Le Met Office a publié sa prévision de concentration de dioxyde de carbone atmosphérique pour 2017. L’agence britannique suggère que l’augmentation au cours de l’année sera inférieure à celle observée en 2016, qui fut la plus importante augmentation des 50 dernières années. Les niveaux de dioxyde de carbone devraient quand même augmenter davantage que sur la dernière décennie.
En 2016, le Met Office, en collaboration avec la Scripps Institution of Oceanography, avait correctement anticipé la hausse de la concentration de CO2 dans l’atmosphère. Celle-ci avait atteint un niveau record. Scripps mesure le CO2 continuellement depuis 1958 sur le site de Mauna Loa à Hawaï.

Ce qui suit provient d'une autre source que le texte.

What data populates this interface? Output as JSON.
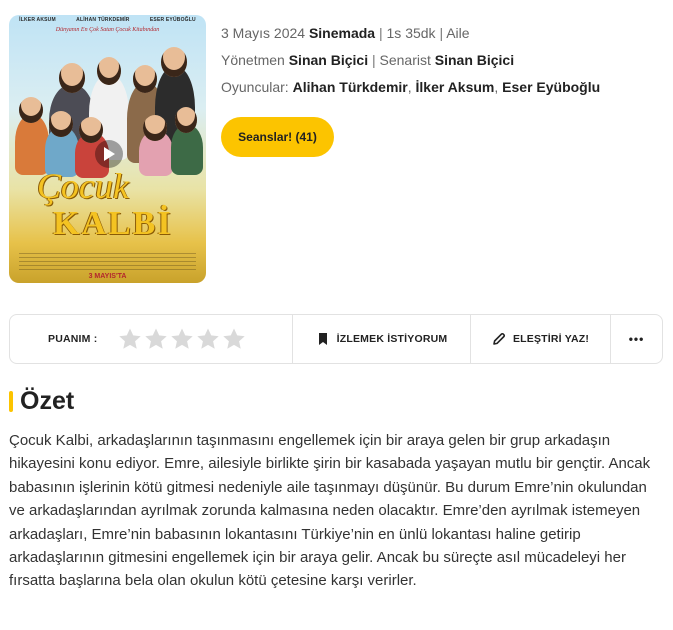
{
  "poster": {
    "cast": [
      "İLKER AKSUM",
      "ALİHAN TÜRKDEMİR",
      "ESER EYÜBOĞLU"
    ],
    "tagline": "Dünyanın En Çok Satan Çocuk Kitabından",
    "title_line1": "Çocuk",
    "title_line2": "KALBİ",
    "release": "3 MAYIS'TA"
  },
  "meta": {
    "date": "3 Mayıs 2024",
    "place": "Sinemada",
    "duration": "1s 35dk",
    "genre": "Aile",
    "director_label": "Yönetmen",
    "director": "Sinan Biçici",
    "writer_label": "Senarist",
    "writer": "Sinan Biçici",
    "cast_label": "Oyuncular:",
    "cast": [
      "Alihan Türkdemir",
      "İlker Aksum",
      "Eser Eyüboğlu"
    ]
  },
  "seans_button": "Seanslar! (41)",
  "rating_bar": {
    "label": "PUANIM :",
    "stars_filled": 0,
    "stars_total": 5,
    "watch_label": "İZLEMEK İSTİYORUM",
    "review_label": "ELEŞTİRİ YAZ!",
    "more_label": "•••"
  },
  "summary": {
    "heading": "Özet",
    "text": "Çocuk Kalbi, arkadaşlarının taşınmasını engellemek için bir araya gelen bir grup arkadaşın hikayesini konu ediyor. Emre, ailesiyle birlikte şirin bir kasabada yaşayan mutlu bir gençtir. Ancak babasının işlerinin kötü gitmesi nedeniyle aile taşınmayı düşünür. Bu durum Emre’nin okulundan ve arkadaşlarından ayrılmak zorunda kalmasına neden olacaktır. Emre’den ayrılmak istemeyen arkadaşları, Emre’nin babasının lokantasını Türkiye’nin en ünlü lokantası haline getirip arkadaşlarının gitmesini engellemek için bir araya gelir. Ancak bu süreçte asıl mücadeleyi her fırsatta başlarına bela olan okulun kötü çetesine karşı verirler."
  },
  "colors": {
    "accent": "#fcc400",
    "star_empty": "#d9d9d9"
  }
}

La notion de concentration de CO2 est à distinguer des chiffres concernant les émissions de CO2. Les émissions représentent ce qui entre dans l’atmosphère en raison des activités humaines, dont la combustion des ressources fossiles et la production de ciment. La concentration indique ce qui reste dans l’atmosphère au terme des interactions entre l’air, la biosphère et les océans. Environ un quart du total des émissions de CO2 sont absorbées par les océans et un autre quart par la biosphère, tempérant l’impact des activités humaines.
Pour 2017, la prévision est une hausse de la concentration de 2,5 ppm, moins importante que celle de 3,4 ppm en 2016, mais au-dessus de la moyenne des 10 dernières années.

On peut voir ci-dessous la variation année par année, avec +5,5 ppm entre 2014 et 2016, contre +3,73 ppm entre 2000 et 2002.
| 2000 | 369.55 |
| 2001 | 371.14 |
| 2002 | 373.28 |
| 2003 | 375.80 |
| 2004 | 377.52 |
| 2005 | 379.80 |
| 2006 | 381.90 |
| 2007 | 383.79 |
| 2008 | 385.60 |
| 2009 | 387.43 |
| 2010 | 389.90 |
| 2011 | 391.65 |
| 2012 | 393.85 |
| 2013 | 396.52 |
| 2014 | 398.65 |
| 2015 | 400.83 |
| 2016 | 404.21 |
Jamais la hausse n’avait été aussi importante qu’en 2016, si l’on en croit les archives de Mauna Loa. Et pour la première fois, les niveaux mensuels ne sont à aucun moment retombés sous les 400 parties par million (ppm) lors de l’année 2016.
La hausse importante observée en 2015-2016 s’explique en grande partie par le phénomène El Niño, marqué par des régions tropicales plus chaudes et parfois plus sèches. L’absorption de CO2 a été moindre, ce qui a laissé davantage de CO2 dans l’atmosphère. Les puits de carbone ont moins joué depuis le réchauffement tropical. Les forêts ont plus mal à absorber le CO2 et de gigantesques feux de forêts ont aggravé la situation.
Même quand les émissions anthropiques n’accélèrent pas, la concentration peut ainsi être dopée par les variations naturelles.
Le pic mensuel devrait donc flirter avec les 410 ppm vers les mois d’avril-mai avant de redescendre à partir de juin, selon une variation cyclique. La période avril-mai se traduit habituellement par un petit bond de la concentration. En mars 2017, elle était de 407 ppm et les 410 ppm pourraient donc être atteints. Rappelons que le seuil dangereux de 2°C correspond à une concentration de 450 ppm.

Pout trouver de telles valeurs, il faut remonter très loin en arrière. Des analyses ont permis de confirmer qu’il y a 3 millions d’années, au Pliocène, le CO2 avait atteint 400 ppm. Soit un peu moins qu’en ce début de XXIe siècle. Les niveaux de CO2 sont retombés 200 000 ans plus tard à 280 ppm, un niveau semblable à celui d’avant la révolution industrielle. Aujourd’hui les 400 ppm ont déjà été dépassés mais la Terre est moins chaude qu’au Pliocène, de 2°C environ. Le CO2 lié aux activités humaines n’a pas encore pleinement exercé tous ses effets et des rétroactions sont encore à venir.
D’autres périodes passées confortent le rôle du CO2 dans les variations climatiques. Des chercheurs des universités de Southampton et de Cardiff avaient notamment publié en 2014 un article dans la revue Paleoceanography sur la période chaude du Miocène (entre 15 et 17 millions d’années avant aujourd’hui). Cet optimum climatique aurait été plus chaud de 2 à 4°C que l’époque préindustrielle. Les scientifiques avaient conclu que les niveaux de CO2 durant l’optimum du Miocène avaient atteint 500 ppm, un niveau que le GIEC prévoit pour la fin du 21è siècle… Dans un hypothèse optimiste (les scénarios du GIEC vont de 430 à plus de 1000 ppm). Au rythme de 2,5 ppm par an, nous serions déjà à plus de 430 ppm d’ici une quinzaine d’années.